Mas Taeyong terkekeh gemas. "Galak, kamu." kemudian melirik ke arah panci yang di isi oleh sarden. "Itu---sardennya mau Mas panasin gak? Itung-itung kalau di izinin sama orang tua kamu nanti, ini bakal tugas terakhir mas sebagai pembantu."
Aku melihat ke arah sarden. Kemudian menatap langit-langit rumah dan---"Boleh tuh, mas! Aku ke kamar dulu, ya? Oh iya, mas. Nanti abis dzuhur, mas anterin aku les. Di nurul fikri itu loh."
"Iya, yang slogannya MAJU BERSAMA ALLAH!! Itu, kan?" canda Mas Taeyong. Aku tertawa keras hingga menimbulkan suara gema dari atas. Sebuah teriakan rupanya.
"AWOAKWOAKWOAKAOWKA!"
"MBAK KEI, BERISIK! TELINGA JISUNG KATARAK NIH JADINYA!!!"
Aku balas teriakan juga, dong. Mana mungkin aku mau kalah dari seonggok upil macam dia. "KAMU JUGA DONG! UDAH KENCENG, NYOLOT, NGOMONGNYA SALAH LAGI! DASAR BABI!"
"WOI, MBAK KEI! BAKU HANTAM KITA! GELUD HAYOK SINI KE KAMAR JISUNG!"
Aku berteriak seraya menaiki anak tangga. "On my way!"
Mendobrak pintu kamar Jisung, lalu memasang posisi kuda-kuda. "Halah sia! Maju maneh, sini bencong!"
Jisung melempari bantal ke arah wajahku. Membuat aku meringis pelan. "Berisik! Aku ngajak Mbak Kei buat tanding PS bareng! Ga ada temen main nih akunya!" menatapku sinis, lalu merengut sebal.

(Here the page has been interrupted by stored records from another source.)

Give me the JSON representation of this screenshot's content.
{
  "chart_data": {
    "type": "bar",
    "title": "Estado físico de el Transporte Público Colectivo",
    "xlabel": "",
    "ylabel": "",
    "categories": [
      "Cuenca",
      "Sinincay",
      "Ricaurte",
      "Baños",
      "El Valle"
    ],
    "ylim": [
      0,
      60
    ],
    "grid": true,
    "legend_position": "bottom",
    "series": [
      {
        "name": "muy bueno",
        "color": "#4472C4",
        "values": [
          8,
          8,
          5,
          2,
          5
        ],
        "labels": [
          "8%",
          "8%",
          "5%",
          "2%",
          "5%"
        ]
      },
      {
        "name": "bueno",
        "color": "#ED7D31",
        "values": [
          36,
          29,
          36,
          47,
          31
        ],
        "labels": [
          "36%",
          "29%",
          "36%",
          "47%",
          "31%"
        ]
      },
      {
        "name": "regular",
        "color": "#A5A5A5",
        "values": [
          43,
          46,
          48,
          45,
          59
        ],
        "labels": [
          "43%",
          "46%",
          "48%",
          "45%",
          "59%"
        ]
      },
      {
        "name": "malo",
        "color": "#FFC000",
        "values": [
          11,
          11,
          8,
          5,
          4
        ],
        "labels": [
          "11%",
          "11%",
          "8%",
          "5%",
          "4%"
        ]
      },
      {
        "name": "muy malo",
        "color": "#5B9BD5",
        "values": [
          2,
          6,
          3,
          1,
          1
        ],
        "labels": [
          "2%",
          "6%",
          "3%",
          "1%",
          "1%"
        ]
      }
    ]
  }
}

Mataku melirik ke arah televisi yang menyala, kemudian terkekeh pelan. "Game apa ini? Sampah!" lalu berjalan untuk mencabut kabel yang tersambung dan berlari keluar kamar Jisung.
Jisung memekik. Murka. "MUKA KAU LEBIH SAMPAH, MBAK KEI QORUN!!"
Aku berlari sembari terkekeh. Seru juga menggoda Jisung seperti itu.
Hhhh, lebih baik aku bergegas mandi. Takut jika aku terlambat nantinya.
+++
Selesai juga akhirnya.
Aku keluar dari kamar mandi. Mengusak rambutku pelan menggunakan handuk, kemudian berjalan menuju ke arah cermin fullbody milikku. Sekarang waktunya pelajaran tambahan di tempat les. Sedikit malas, namun ... Bagaimana lagi?
"GILA! GUE MIRIP GUSI HADID BANGET ANJER."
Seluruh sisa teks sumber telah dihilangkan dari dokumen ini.